Notesnook Stored Cross-Site Scripting Vulnerability Leading to Remote Code Execution

A stored cross-site scripting (XSS) vulnerability has been identified in Notesnook, a privacy-focused note-taking application. This issue exists in the note export process and can be escalated to remote code execution (RCE) in the desktop version of the app. The vulnerability affects Notesnook Web/Desktop versions prior to 3.3.15 and Notesnook iOS/Android versions prior to 3.3.20. The root cause lies in the export process, where note fields such as title, headline, and content are inserted into an HTML template without proper HTML escaping.
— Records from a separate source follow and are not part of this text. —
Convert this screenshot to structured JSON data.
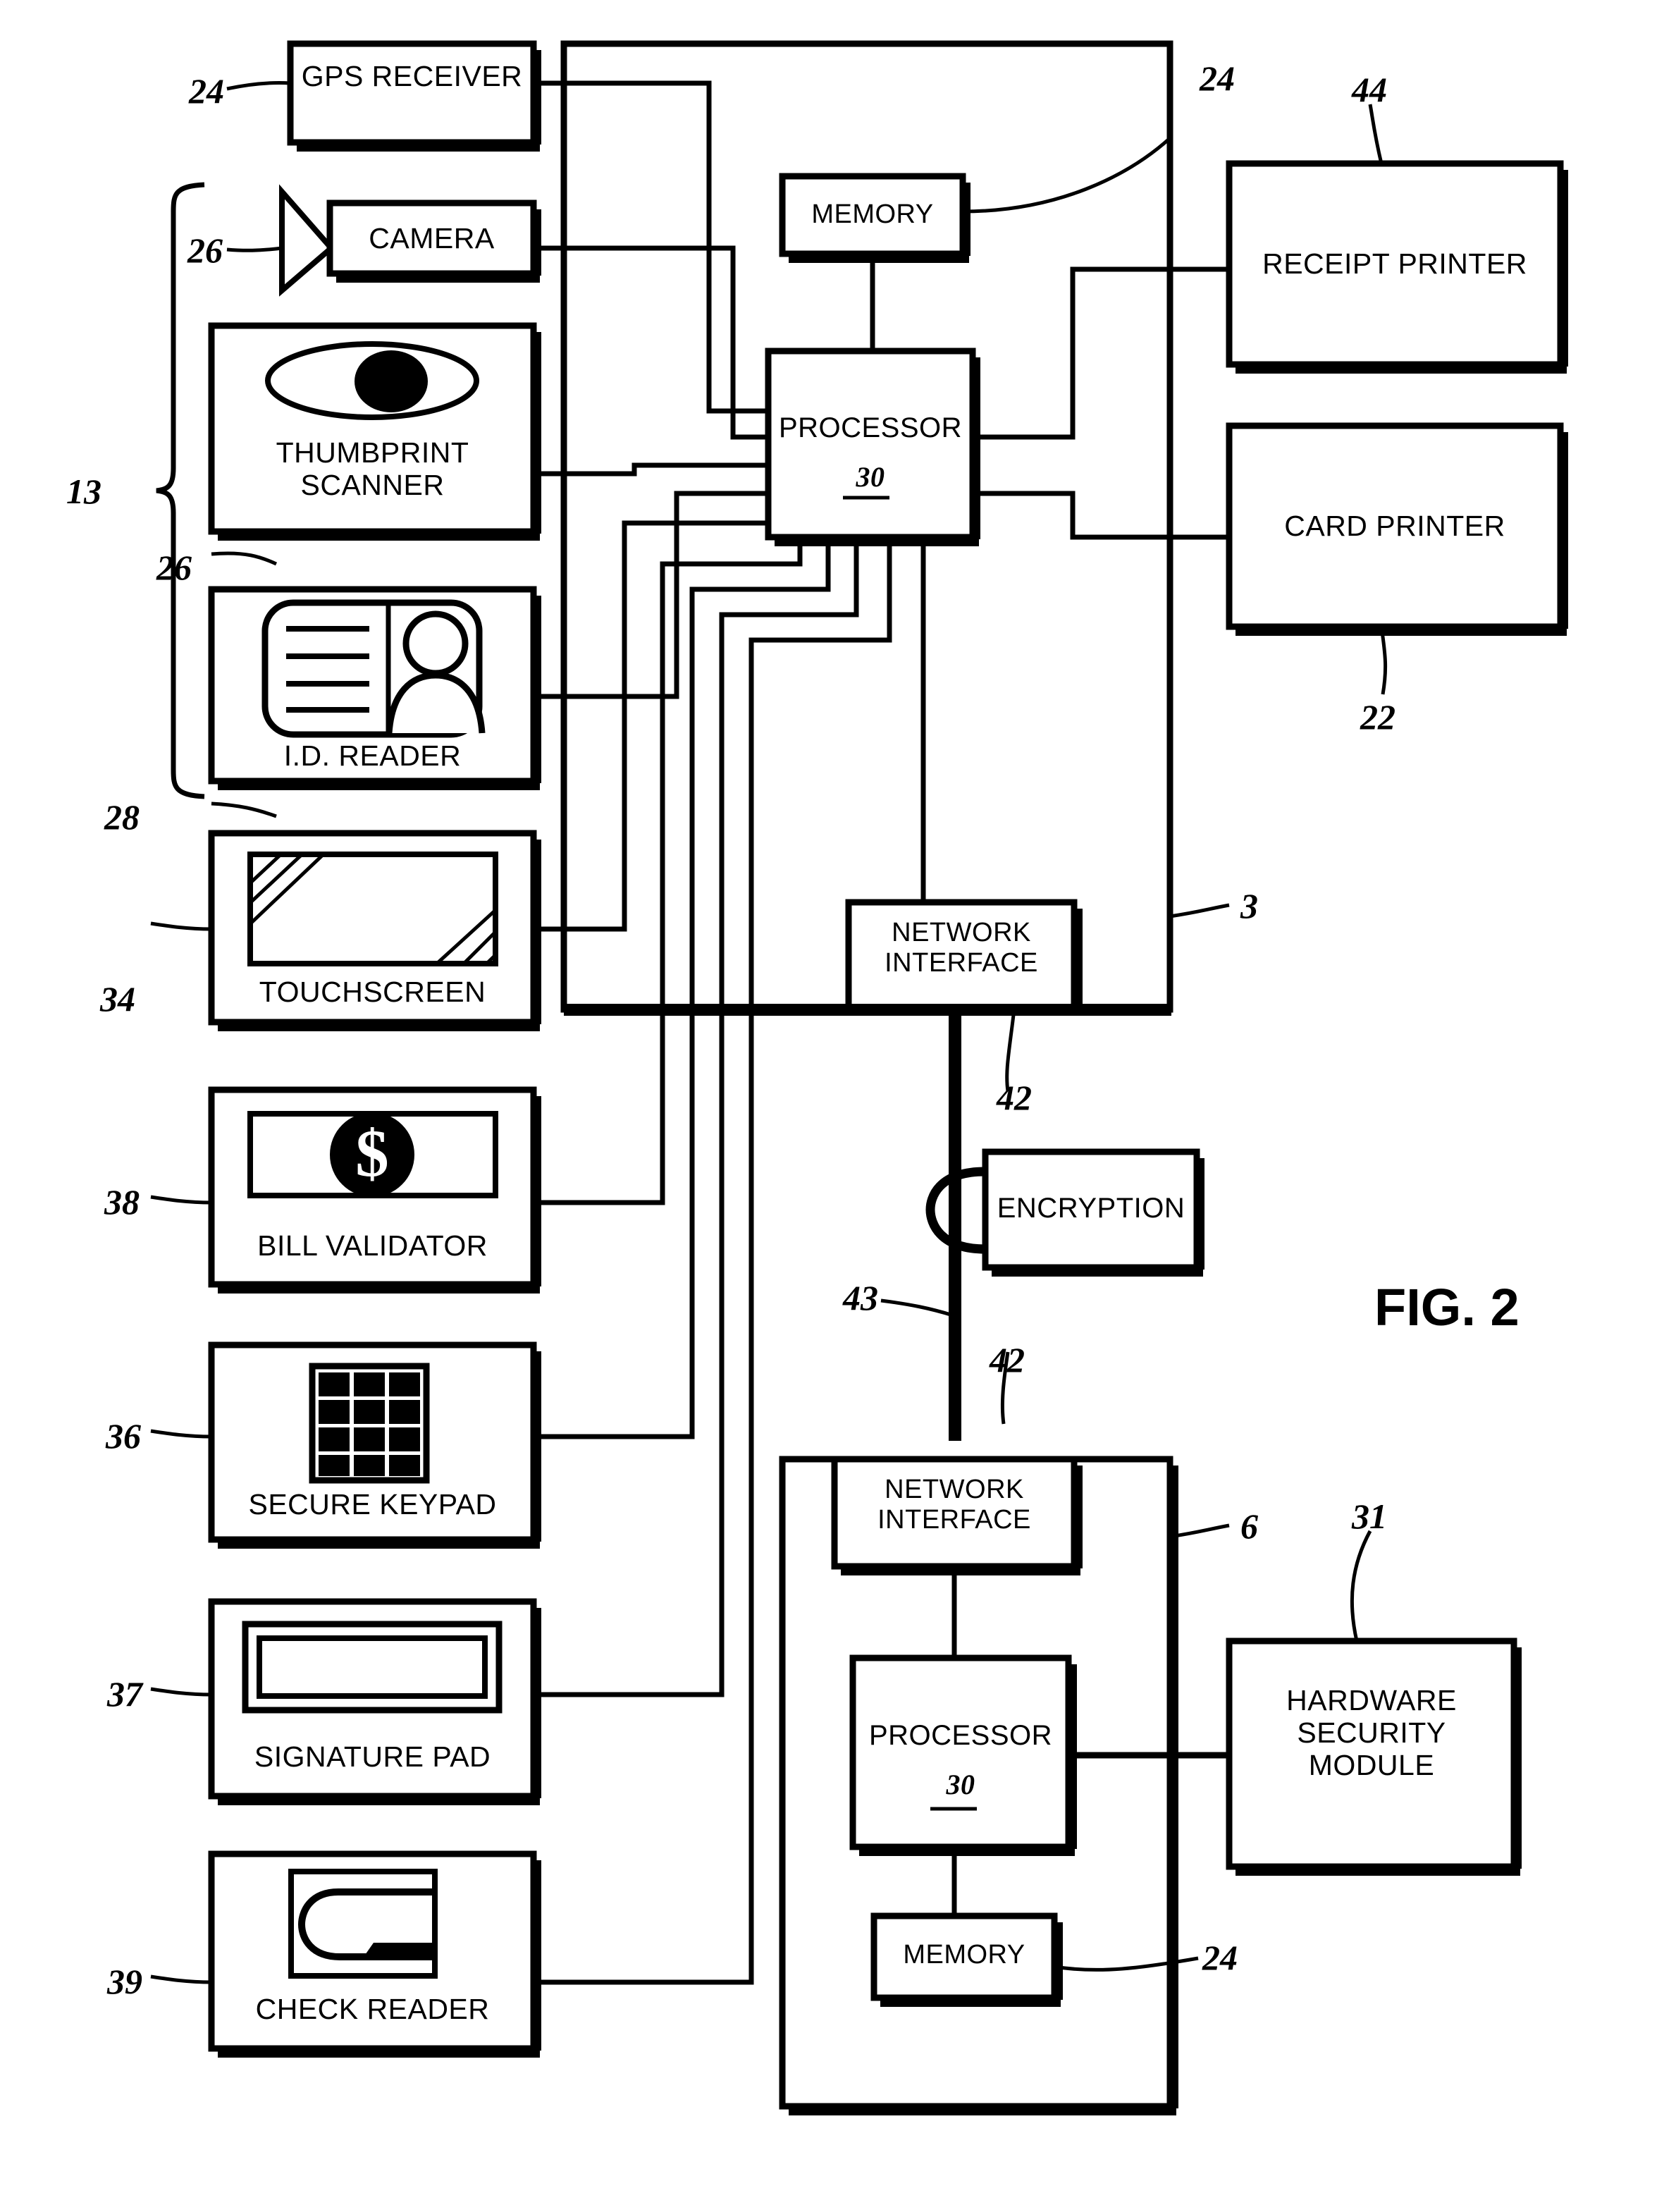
{
  "figure": {
    "label": "FIG. 2"
  },
  "kiosk": {
    "ref": "3",
    "devices": [
      {
        "name": "GPS RECEIVER",
        "ref": "24",
        "icon": "none"
      },
      {
        "name": "CAMERA",
        "ref": "26",
        "icon": "camera-lens-icon"
      },
      {
        "name": "THUMBPRINT\nSCANNER",
        "ref": "26",
        "icon": "eye-scan-icon"
      },
      {
        "name": "I.D. READER",
        "ref": "28",
        "icon": "id-card-icon"
      },
      {
        "name": "TOUCHSCREEN",
        "ref": "34",
        "icon": "screen-icon"
      },
      {
        "name": "BILL VALIDATOR",
        "ref": "38",
        "icon": "dollar-bill-icon"
      },
      {
        "name": "SECURE KEYPAD",
        "ref": "36",
        "icon": "keypad-grid-icon"
      },
      {
        "name": "SIGNATURE PAD",
        "ref": "37",
        "icon": "signature-strip-icon"
      },
      {
        "name": "CHECK READER",
        "ref": "39",
        "icon": "check-slot-icon"
      }
    ],
    "group_brace_ref": "13",
    "memory": {
      "name": "MEMORY",
      "ref": "24"
    },
    "processor": {
      "name": "PROCESSOR",
      "ref": "30"
    },
    "network_interface": {
      "name": "NETWORK\nINTERFACE",
      "ref": "42"
    },
    "receipt_printer": {
      "name": "RECEIPT PRINTER",
      "ref": "44"
    },
    "card_printer": {
      "name": "CARD PRINTER",
      "ref": "22"
    }
  },
  "link": {
    "encryption": {
      "name": "ENCRYPTION"
    },
    "bus_ref": "43",
    "bottom_ni_ref": "42"
  },
  "server": {
    "ref": "6",
    "network_interface": {
      "name": "NETWORK\nINTERFACE"
    },
    "processor": {
      "name": "PROCESSOR",
      "ref": "30"
    },
    "memory": {
      "name": "MEMORY",
      "ref": "24"
    },
    "hsm": {
      "name": "HARDWARE\nSECURITY\nMODULE",
      "ref": "31"
    }
  },
  "colors": {
    "ink": "#000000",
    "paper": "#ffffff"
  }
}
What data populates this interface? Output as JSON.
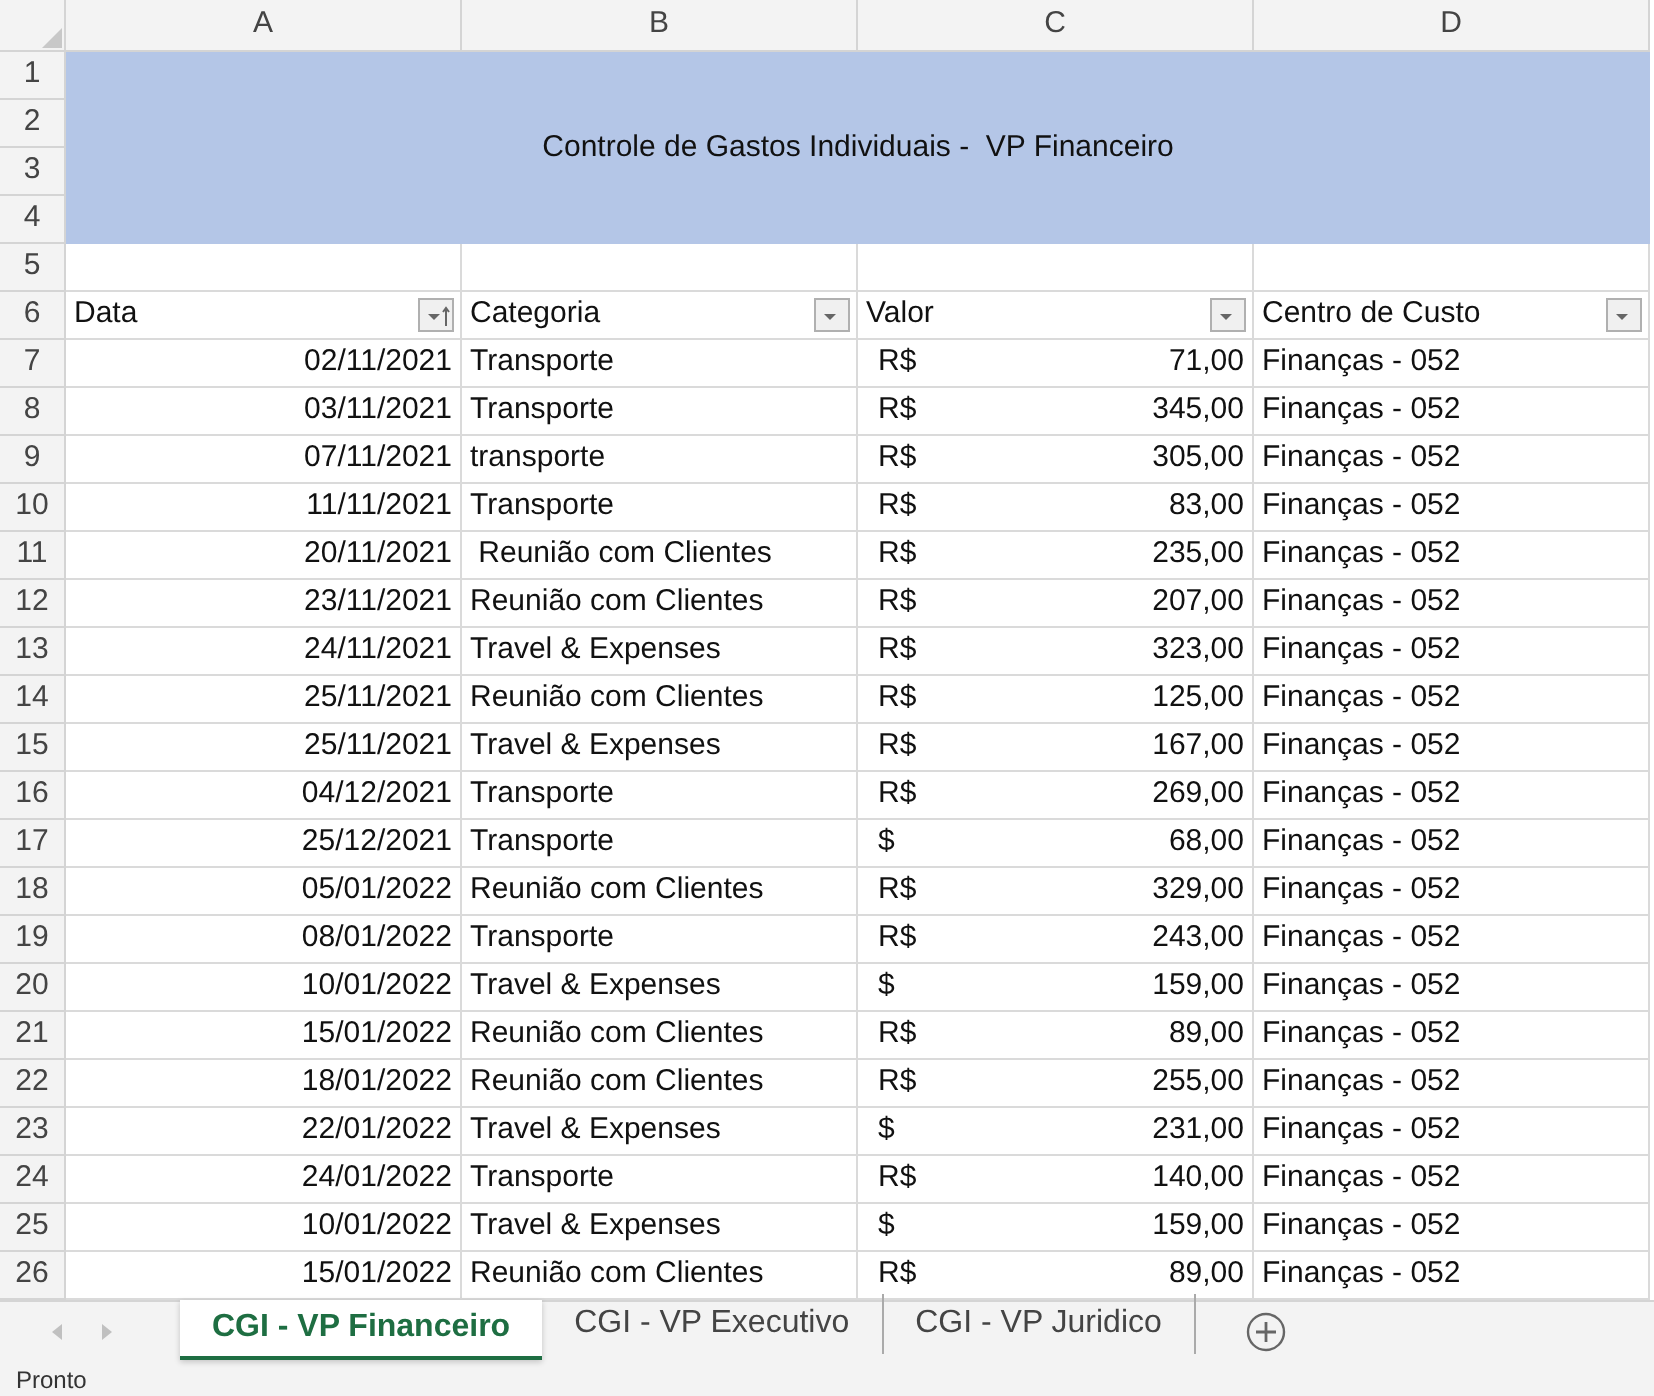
{
  "columns": [
    "A",
    "B",
    "C",
    "D"
  ],
  "title": "Controle de Gastos Individuais -  VP Financeiro",
  "headers": [
    {
      "label": "Data",
      "sorted": true
    },
    {
      "label": "Categoria",
      "sorted": false
    },
    {
      "label": "Valor",
      "sorted": false
    },
    {
      "label": "Centro de Custo",
      "sorted": false
    }
  ],
  "row_numbers": [
    "1",
    "2",
    "3",
    "4",
    "5",
    "6",
    "7",
    "8",
    "9",
    "10",
    "11",
    "12",
    "13",
    "14",
    "15",
    "16",
    "17",
    "18",
    "19",
    "20",
    "21",
    "22",
    "23",
    "24",
    "25",
    "26"
  ],
  "rows": [
    {
      "date": "02/11/2021",
      "category": "Transporte",
      "currency": "R$",
      "amount": "71,00",
      "center": "Finanças - 052"
    },
    {
      "date": "03/11/2021",
      "category": "Transporte",
      "currency": "R$",
      "amount": "345,00",
      "center": "Finanças - 052"
    },
    {
      "date": "07/11/2021",
      "category": "transporte",
      "currency": "R$",
      "amount": "305,00",
      "center": "Finanças - 052"
    },
    {
      "date": "11/11/2021",
      "category": "Transporte",
      "currency": "R$",
      "amount": "83,00",
      "center": "Finanças - 052"
    },
    {
      "date": "20/11/2021",
      "category": " Reunião com Clientes",
      "currency": "R$",
      "amount": "235,00",
      "center": "Finanças - 052"
    },
    {
      "date": "23/11/2021",
      "category": "Reunião com Clientes",
      "currency": "R$",
      "amount": "207,00",
      "center": "Finanças - 052"
    },
    {
      "date": "24/11/2021",
      "category": "Travel & Expenses",
      "currency": "R$",
      "amount": "323,00",
      "center": "Finanças - 052"
    },
    {
      "date": "25/11/2021",
      "category": "Reunião com Clientes",
      "currency": "R$",
      "amount": "125,00",
      "center": "Finanças - 052"
    },
    {
      "date": "25/11/2021",
      "category": "Travel & Expenses",
      "currency": "R$",
      "amount": "167,00",
      "center": "Finanças - 052"
    },
    {
      "date": "04/12/2021",
      "category": "Transporte",
      "currency": "R$",
      "amount": "269,00",
      "center": "Finanças - 052"
    },
    {
      "date": "25/12/2021",
      "category": "Transporte",
      "currency": "$",
      "amount": "68,00",
      "center": "Finanças - 052"
    },
    {
      "date": "05/01/2022",
      "category": "Reunião com Clientes",
      "currency": "R$",
      "amount": "329,00",
      "center": "Finanças - 052"
    },
    {
      "date": "08/01/2022",
      "category": "Transporte",
      "currency": "R$",
      "amount": "243,00",
      "center": "Finanças - 052"
    },
    {
      "date": "10/01/2022",
      "category": "Travel & Expenses",
      "currency": "$",
      "amount": "159,00",
      "center": "Finanças - 052"
    },
    {
      "date": "15/01/2022",
      "category": "Reunião com Clientes",
      "currency": "R$",
      "amount": "89,00",
      "center": "Finanças - 052"
    },
    {
      "date": "18/01/2022",
      "category": "Reunião com Clientes",
      "currency": "R$",
      "amount": "255,00",
      "center": "Finanças - 052"
    },
    {
      "date": "22/01/2022",
      "category": "Travel & Expenses",
      "currency": "$",
      "amount": "231,00",
      "center": "Finanças - 052"
    },
    {
      "date": "24/01/2022",
      "category": "Transporte",
      "currency": "R$",
      "amount": "140,00",
      "center": "Finanças - 052"
    },
    {
      "date": "10/01/2022",
      "category": "Travel & Expenses",
      "currency": "$",
      "amount": "159,00",
      "center": "Finanças - 052"
    },
    {
      "date": "15/01/2022",
      "category": "Reunião com Clientes",
      "currency": "R$",
      "amount": "89,00",
      "center": "Finanças - 052"
    }
  ],
  "sheet_tabs": [
    {
      "label": "CGI - VP Financeiro",
      "selected": true
    },
    {
      "label": "CGI - VP Executivo",
      "selected": false
    },
    {
      "label": "CGI - VP Juridico",
      "selected": false
    }
  ],
  "status_bar": "Pronto"
}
When the note is exported to PDF, the application renders the HTML in an unsandboxed iframe, allowing injected scripts to execute in the Notesnook origin. In the desktop app, this configuration enables RCE because Electron is set to allow Node.js integration without context isolation.

Impact

Exploitation of this vulnerability allows for stored cross-site scripting that can be transformed into arbitrary code execution in the Notesnook Desktop application. The injected JavaScript can access Node.js and Electron APIs, potentially leading to unauthorized file operations or command execution on the user's machine.

Reproduction

To reproduce this vulnerability, create a note with a title that includes unescaped HTML or JavaScript, such as a script tag. Once the note is saved, export it as a PDF. During the export process, Notesnook will render the note's HTML into an unsandboxed iframe, executing the injected script. In the desktop application, this script can access Node.js APIs, allowing for arbitrary code execution.

Remediation

Users can update to Notesnook Web/Desktop version 3.3.15 or Notesnook iOS/Android version 3.3.20 to address this vulnerability.